My daughter asked me how those people who drive a lot might "make back" the money they are losing at the pump and I asked her to think about it and to come up with ways our family could, say, get back an extra $50 a month in expenses.

She's no financial expert, but she came up with some interesting ideas. They included: using coupons, buying in bulk -- she noted that you not only save money but gas, since you would make fewer trips to the store -- eating out less often, riding her bicycle instead of asking for rides and only buying what you need and then using it until it's done.

That's as good a list as most personal finance experts are tossing around these days, and a bit more creative than some.

But it highlighted a point to me, which is that the way people respond to the hardships created by higher gas prices will have common themes, but will be unique to each individual.

Stories on the national news of people pawning valuables and heirlooms to get the cash needed for a tank of gas show a level of desperation that most consumers can't relate to. Feeling a pinch and deciding to take a walk in the park rather than blowing a wad of cash for an afternoon at the movies is something that might fit in with a lot of lifestyles.

Responding to rising gas prices is not so much about driving habits, as it is about spending habits.

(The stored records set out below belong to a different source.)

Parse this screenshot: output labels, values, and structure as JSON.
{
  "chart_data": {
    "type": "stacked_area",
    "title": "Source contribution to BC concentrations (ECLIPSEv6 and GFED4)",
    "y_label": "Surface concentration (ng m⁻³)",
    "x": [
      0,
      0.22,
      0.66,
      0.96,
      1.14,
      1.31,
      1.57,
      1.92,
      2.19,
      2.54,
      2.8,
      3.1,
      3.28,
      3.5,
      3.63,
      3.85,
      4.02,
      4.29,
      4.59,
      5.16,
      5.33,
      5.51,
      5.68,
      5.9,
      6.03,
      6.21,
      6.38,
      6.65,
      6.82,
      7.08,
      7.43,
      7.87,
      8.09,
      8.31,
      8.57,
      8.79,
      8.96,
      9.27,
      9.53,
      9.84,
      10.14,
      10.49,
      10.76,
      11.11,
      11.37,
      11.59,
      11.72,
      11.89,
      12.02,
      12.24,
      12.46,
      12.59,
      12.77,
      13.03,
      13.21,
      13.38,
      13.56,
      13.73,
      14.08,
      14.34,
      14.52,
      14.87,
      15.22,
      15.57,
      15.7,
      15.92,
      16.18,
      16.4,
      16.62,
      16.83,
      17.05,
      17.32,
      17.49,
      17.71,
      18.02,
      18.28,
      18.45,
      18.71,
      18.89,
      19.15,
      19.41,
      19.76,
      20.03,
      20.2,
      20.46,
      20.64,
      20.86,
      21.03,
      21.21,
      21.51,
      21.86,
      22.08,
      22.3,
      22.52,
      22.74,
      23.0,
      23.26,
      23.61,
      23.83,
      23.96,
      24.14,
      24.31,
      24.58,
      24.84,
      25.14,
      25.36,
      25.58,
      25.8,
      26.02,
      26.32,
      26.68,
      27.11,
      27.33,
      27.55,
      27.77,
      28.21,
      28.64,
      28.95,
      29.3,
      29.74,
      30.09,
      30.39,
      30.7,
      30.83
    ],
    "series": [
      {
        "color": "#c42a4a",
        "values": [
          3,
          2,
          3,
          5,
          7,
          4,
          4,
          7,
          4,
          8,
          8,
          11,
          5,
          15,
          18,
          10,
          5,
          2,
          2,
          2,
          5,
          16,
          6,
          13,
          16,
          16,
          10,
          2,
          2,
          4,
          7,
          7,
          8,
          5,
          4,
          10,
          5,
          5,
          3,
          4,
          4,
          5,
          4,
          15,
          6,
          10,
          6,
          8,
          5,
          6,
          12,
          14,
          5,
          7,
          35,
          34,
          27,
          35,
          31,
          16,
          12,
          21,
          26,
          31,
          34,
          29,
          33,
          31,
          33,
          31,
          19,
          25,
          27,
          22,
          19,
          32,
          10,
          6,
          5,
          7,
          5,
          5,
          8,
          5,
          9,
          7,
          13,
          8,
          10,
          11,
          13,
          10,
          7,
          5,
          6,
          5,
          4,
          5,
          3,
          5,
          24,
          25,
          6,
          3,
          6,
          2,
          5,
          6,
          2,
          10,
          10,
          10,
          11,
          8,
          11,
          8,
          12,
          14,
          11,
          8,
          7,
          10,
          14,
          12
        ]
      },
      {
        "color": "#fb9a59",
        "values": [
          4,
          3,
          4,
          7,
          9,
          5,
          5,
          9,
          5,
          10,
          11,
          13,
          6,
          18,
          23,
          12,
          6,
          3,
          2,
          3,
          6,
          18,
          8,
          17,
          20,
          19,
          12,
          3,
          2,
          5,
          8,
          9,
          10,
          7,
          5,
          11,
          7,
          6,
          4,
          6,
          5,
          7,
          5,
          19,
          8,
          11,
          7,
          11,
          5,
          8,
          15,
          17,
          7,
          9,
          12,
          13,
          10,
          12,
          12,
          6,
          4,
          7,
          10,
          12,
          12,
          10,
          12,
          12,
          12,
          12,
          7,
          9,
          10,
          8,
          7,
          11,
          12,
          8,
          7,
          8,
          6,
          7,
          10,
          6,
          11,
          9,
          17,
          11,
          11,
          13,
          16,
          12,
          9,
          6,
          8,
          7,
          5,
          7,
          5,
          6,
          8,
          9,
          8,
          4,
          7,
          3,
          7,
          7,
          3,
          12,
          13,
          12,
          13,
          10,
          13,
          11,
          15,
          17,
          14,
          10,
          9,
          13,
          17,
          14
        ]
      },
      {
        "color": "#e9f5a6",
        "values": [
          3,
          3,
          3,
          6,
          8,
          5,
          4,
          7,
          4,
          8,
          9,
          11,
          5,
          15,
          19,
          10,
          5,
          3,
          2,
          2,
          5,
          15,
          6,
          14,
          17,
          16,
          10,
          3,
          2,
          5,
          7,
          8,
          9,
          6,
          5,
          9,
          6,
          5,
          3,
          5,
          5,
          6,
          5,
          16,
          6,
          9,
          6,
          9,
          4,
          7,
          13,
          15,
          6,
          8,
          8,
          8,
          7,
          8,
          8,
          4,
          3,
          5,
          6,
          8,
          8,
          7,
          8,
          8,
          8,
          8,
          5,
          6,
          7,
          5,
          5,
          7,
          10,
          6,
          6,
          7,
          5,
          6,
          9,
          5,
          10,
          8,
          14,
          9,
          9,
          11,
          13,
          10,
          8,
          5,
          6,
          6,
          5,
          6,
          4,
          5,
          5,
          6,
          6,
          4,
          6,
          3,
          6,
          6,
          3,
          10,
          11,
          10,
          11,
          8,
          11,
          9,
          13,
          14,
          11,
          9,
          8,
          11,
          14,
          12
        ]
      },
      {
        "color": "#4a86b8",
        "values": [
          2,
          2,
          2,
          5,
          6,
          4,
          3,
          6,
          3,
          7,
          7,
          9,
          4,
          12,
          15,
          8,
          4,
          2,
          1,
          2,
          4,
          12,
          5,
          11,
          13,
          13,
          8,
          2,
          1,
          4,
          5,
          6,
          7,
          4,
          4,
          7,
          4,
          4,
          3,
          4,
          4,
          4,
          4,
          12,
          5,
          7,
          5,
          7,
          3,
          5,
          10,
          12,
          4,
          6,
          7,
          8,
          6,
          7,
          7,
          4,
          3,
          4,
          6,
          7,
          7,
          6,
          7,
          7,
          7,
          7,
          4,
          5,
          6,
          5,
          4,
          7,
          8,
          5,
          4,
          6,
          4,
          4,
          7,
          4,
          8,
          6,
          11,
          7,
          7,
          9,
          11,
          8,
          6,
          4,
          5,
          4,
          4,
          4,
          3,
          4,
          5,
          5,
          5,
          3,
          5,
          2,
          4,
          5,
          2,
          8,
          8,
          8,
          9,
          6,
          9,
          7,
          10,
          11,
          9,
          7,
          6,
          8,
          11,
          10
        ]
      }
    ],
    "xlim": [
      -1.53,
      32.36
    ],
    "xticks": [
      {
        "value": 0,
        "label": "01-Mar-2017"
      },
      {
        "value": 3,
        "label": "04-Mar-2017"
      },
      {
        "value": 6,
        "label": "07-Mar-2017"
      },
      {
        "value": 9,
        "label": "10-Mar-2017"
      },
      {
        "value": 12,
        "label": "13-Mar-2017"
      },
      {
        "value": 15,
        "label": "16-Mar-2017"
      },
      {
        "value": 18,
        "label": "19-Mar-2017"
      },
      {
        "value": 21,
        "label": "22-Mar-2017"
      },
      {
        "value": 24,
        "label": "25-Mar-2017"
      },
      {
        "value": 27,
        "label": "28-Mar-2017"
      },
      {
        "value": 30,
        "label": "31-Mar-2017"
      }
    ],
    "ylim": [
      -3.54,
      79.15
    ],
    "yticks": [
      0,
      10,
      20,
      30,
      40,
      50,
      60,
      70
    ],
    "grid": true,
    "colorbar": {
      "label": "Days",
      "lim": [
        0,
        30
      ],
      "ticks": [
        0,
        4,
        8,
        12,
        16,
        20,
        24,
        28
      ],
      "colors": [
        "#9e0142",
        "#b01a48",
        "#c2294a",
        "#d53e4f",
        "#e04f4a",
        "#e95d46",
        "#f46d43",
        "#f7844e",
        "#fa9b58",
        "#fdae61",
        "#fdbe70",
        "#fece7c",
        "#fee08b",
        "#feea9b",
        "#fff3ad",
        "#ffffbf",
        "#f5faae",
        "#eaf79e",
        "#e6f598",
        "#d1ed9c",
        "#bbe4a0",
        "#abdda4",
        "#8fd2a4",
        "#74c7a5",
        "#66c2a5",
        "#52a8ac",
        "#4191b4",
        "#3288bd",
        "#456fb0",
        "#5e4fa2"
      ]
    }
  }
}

If the higher fuel bills are making you edgy and nervous, track your spending for a month, watching where the money goes. Look at both fixed and variable costs; it might be possible to save money by changing telephone plans, for example, thereby reducing what might be considered a fixed cost.

Better still, dig out your bills from a year ago at this time, when gas prices were dramatically lower then they are now. Retrace your financial footsteps at that point to see by how much not only your fuel bills, but your other costs have risen.

Subtract your old expenses from your current ones and you will have a good idea of just how much spending you need to cut to get back to the levels you could stand when gas prices were lower.

In the end, higher prices call for a bit of creativity, which is better applied before the increase in costs creates a sense of desperation.

Louis Rukeyser, 73

For years, I was no fan of Louis Rukeyser. Perhaps it was that I was of the wrong generation, or that I found money and economics interesting without the need to groan at bad puns.

Over time, however, I came to realize the good that Rukeyser did. In 30-plus years of hosting Wall $treet Week on public broadcasting stations, Rukeyser conveyed an appropriate sense of importance for the subject matter. While the man himself may have been an acquired taste, you came away from an encounter -- whether on television, in print or in person -- realizing that you needed to get a better grasp of what was happening in the world and how it was going to hit your own pocketbook.

Rukeyser died Tuesday at age 73 from a rare form of cancer. He left PBS for CNBC in 2002, and stopped broadcasting his own show when he took ill the next year. I didn't realize that I would miss his contributions until they were gone.

No matter who in the mass media you rely on for financial advice, they owe a debt of gratitude to Rukeyser for blazing the trail. Personal finance and economics journalism is diminished by his death.